Glücklicherweise war Svala brav und willig. Das Pony versuchte nie, Astrid abzuwerfen, doch eines Tages fiel das blinde Mädchen trotzdem vom Pferd. Das war, als sie zum erstenmal galoppieren sollte.
„Eigentlich sitzt man besser im Galopp als im Trab“, sagte Petra, nachdem sie die Galopphilfen erklärt hatte. „Versuch es jetzt einmal. Treib Svala ein bißchen an, damit sie aufwacht. Nein, zieh die Zügel nicht noch straffer an! Das ist überhaupt nicht notwendig – so furchtbar schnell geht es ja nicht. Beug dich nicht vor. Der äußere Schenkel liegt hinter dem Gurt! Ja, so!“
Die kurzen Stöße verschwanden, und Astrid kam es vor, als würde sie auf Wolken schaukeln. Sie galoppierte, und es war, als flöge sie! Berührten die Hufe wirklich den Boden? Es war ein ganz neues und herrliches Gefühl, doch sie konnte es nicht lange auskosten, da Svala das Tempo plötzlich verringerte und das weiche Schaukeln wieder von den harten Stößen des Trabes abgelöst wurde.
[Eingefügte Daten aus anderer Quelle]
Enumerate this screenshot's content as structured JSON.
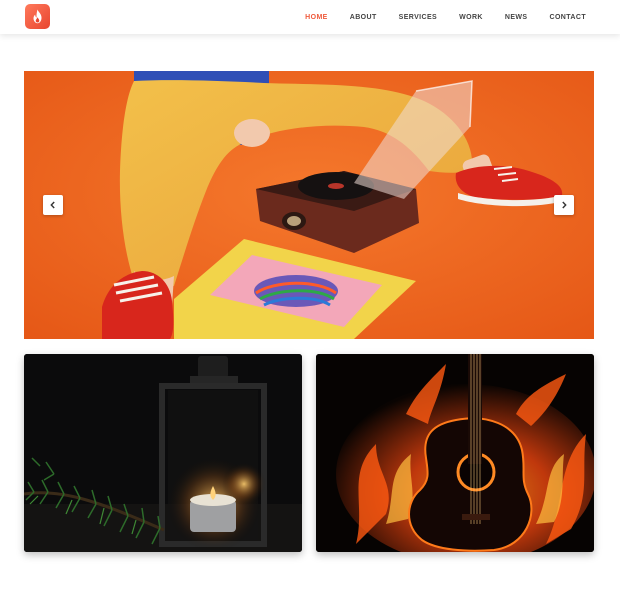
{
  "brand": {
    "logo_icon": "flame-icon",
    "accent": "#ef5a3c"
  },
  "nav": {
    "items": [
      {
        "label": "HOME",
        "active": true
      },
      {
        "label": "ABOUT",
        "active": false
      },
      {
        "label": "SERVICES",
        "active": false
      },
      {
        "label": "WORK",
        "active": false
      },
      {
        "label": "NEWS",
        "active": false
      },
      {
        "label": "CONTACT",
        "active": false
      }
    ]
  },
  "hero": {
    "image": "person-with-record-player-on-orange-background",
    "prev_icon": "chevron-left-icon",
    "next_icon": "chevron-right-icon"
  },
  "cards": [
    {
      "image": "lantern-with-candle-and-pine-branch"
    },
    {
      "image": "guitar-on-fire"
    }
  ]
}
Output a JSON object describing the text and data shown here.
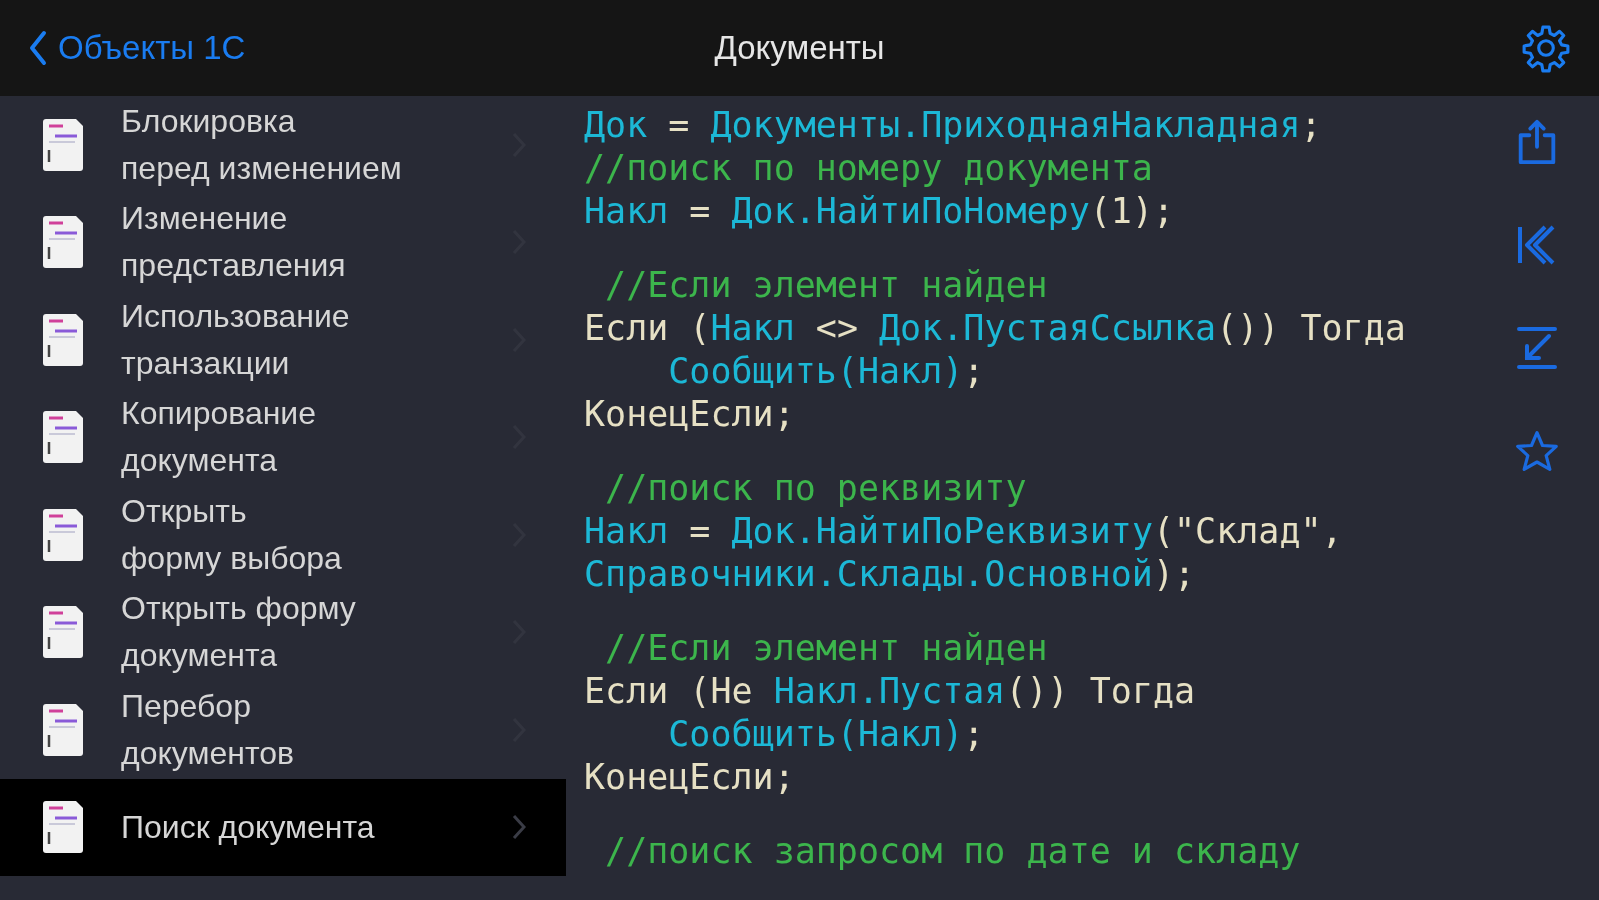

„Na, jetzt hast du aber geträumt!“ Petra lachte. „Du mußt sie antreiben, sobald sie langsamer wird. Versuch’s noch einmal!“
„Oh, das war herrlich!“
Svala fiel wieder in Galopp, und Astrid versuchte sie weiter anzutreiben. Doch sie war noch nicht an den Rhythmus des Galopps gewöhnt und verlor den einen Steigbügel. Svala drehte ruhig und gesittet eine Runde, doch dann setzte es sich das Pony plötzlich in den Kopf, daß es quer durch die Bahn abkürzen könnte, statt die Ecken ordentlich durchzureiten.
Astrid war völlig unvorbereitet, als Svala unvermittelt aus der Viereckspur ausbrach. Sie glitt im Sattel zur Seite, verlor den Halt – und fiel mit einem Plumps zu Boden!